A Organização Internacional do Trabalho (OIT) começa na segunda-feira, 1º de junho, seu último ciclo de conversas sobre as primeiras normas vinculantes de emprego para plataformas que oferecem serviços como transporte por aplicativo, entrega de comida e comércio eletrônico. Um ponto central de impasse é se proteções como salário mínimo e benefícios, incluindo assistência médica, licença por doença e seguridade social, devem se aplicar a todos os trabalhadores dessas plataformas, ou depender de se eles são empregados ou trabalhadores autônomos. A OIT iniciou conversas preliminares sobre o emprego de trabalhadores de plataformas no ano passado, e os membros planejam fechar acordo sobre regras e recomendações vinculantes até o fim da próxima semana.
As conversas também vão tratar da transparência na gestão automatizada, incluindo como os sistemas algorítmicos determinam a remuneração, alocam trabalho e avaliam desempenho. Qualquer resultado na agência da ONU, que promove direitos trabalhistas internacionais, deve ser acordado por governos, empregadores e trabalhadores dentro do sistema da OIT.
Países Divergem na Abordagem Regulatória
Os EUA, a China, a Argentina e a Índia defendem uma abordagem menos prescritiva, enquanto a União Europeia, o Brasil e o México apoiam proteções mais fortes, disse Lena Simet, assessora sênior sobre justiça econômica da Human Rights Watch. As negociações devem ser difíceis, e alguns membros podem tentar suavizar a redação.
Grupos de Direitos e Empregadores Definem Prioridades em Disputa
Grupos de direitos e sindicatos dizem que a ampla classificação de trabalhadores como prestadores de serviço independentes permite que as empresas contornem exigências de salário mínimo e obrigações como contribuições para assistência médica, licença por doença e seguridade social. “Há um sério problema de transparência e responsabilização sobre como os algoritmos são usados para determinar remuneração e desempenho”, disse Simet.
A Organização Internacional de Empregadores, que representa cerca de 50 milhões de empresas no mundo, disse que qualquer estrutura deve permanecer flexível, permitindo que os países adaptem regras às circunstâncias nacionais.

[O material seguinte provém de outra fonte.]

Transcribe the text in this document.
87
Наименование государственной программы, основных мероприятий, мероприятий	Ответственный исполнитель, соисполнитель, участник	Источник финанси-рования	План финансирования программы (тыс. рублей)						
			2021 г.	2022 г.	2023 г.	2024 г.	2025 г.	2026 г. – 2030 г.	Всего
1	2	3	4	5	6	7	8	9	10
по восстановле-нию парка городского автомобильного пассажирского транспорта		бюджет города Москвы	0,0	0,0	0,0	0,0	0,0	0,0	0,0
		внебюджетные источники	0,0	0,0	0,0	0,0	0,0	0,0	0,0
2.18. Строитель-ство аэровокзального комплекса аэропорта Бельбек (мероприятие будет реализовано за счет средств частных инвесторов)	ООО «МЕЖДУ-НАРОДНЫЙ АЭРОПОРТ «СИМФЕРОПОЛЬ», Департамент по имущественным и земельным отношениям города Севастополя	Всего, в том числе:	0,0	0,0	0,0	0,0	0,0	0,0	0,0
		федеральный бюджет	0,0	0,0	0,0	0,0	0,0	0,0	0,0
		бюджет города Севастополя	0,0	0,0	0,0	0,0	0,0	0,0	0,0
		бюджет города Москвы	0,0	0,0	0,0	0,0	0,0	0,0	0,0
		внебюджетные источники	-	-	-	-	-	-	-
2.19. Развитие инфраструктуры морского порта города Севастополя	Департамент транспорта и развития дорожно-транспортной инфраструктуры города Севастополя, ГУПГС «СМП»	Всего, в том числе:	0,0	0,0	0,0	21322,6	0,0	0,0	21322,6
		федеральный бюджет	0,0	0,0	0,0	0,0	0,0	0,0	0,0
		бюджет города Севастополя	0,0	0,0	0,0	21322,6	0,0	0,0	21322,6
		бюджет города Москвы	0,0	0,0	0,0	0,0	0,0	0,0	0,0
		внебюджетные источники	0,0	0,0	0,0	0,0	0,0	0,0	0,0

A empresa de aplicativos de transporte por aplicativo Uber ecoou essa visão. “Deve permitir que os países ofereçam proteções significativas, preservando ao mesmo tempo a flexibilidade, a escolha e a independência que muitos trabalhadores valorizam”, disse um porta-voz da Uber.
A Confederação Sindical Internacional, a principal organização global que representa trabalhadores, está pedindo uma convenção forte e vinculante. “A inovação tecnológica não pode ser usada como desculpa para enfraquecer os direitos trabalhistas democráticos”, disse seu secretário-geral Luc Triangle à Reuters.
FAQ
Sobre o que a OIT está discutindo em 1º de junho?
A Organização Internacional do Trabalho começa na segunda-feira, 1º de junho, seu último ciclo de conversas sobre as primeiras normas vinculantes de emprego para plataformas que oferecem serviços de transporte por aplicativo, entrega de comida e comércio eletrônico. As conversas abordam se salário mínimo e benefícios devem se aplicar a todos os trabalhadores dessas plataformas ou se dependem do status de emprego e também vão cobrir transparência em sistemas de gestão algorítmica.
Quais países apoiam proteções mais fortes para trabalhadores de plataformas?
A União Europeia, o Brasil e o México apoiam proteções mais fortes para trabalhadores de plataformas, enquanto os EUA, a China, a Argentina e a Índia defendem uma abordagem menos prescritiva, segundo Lena Simet, assessora sênior sobre justiça econômica da Human Rights Watch.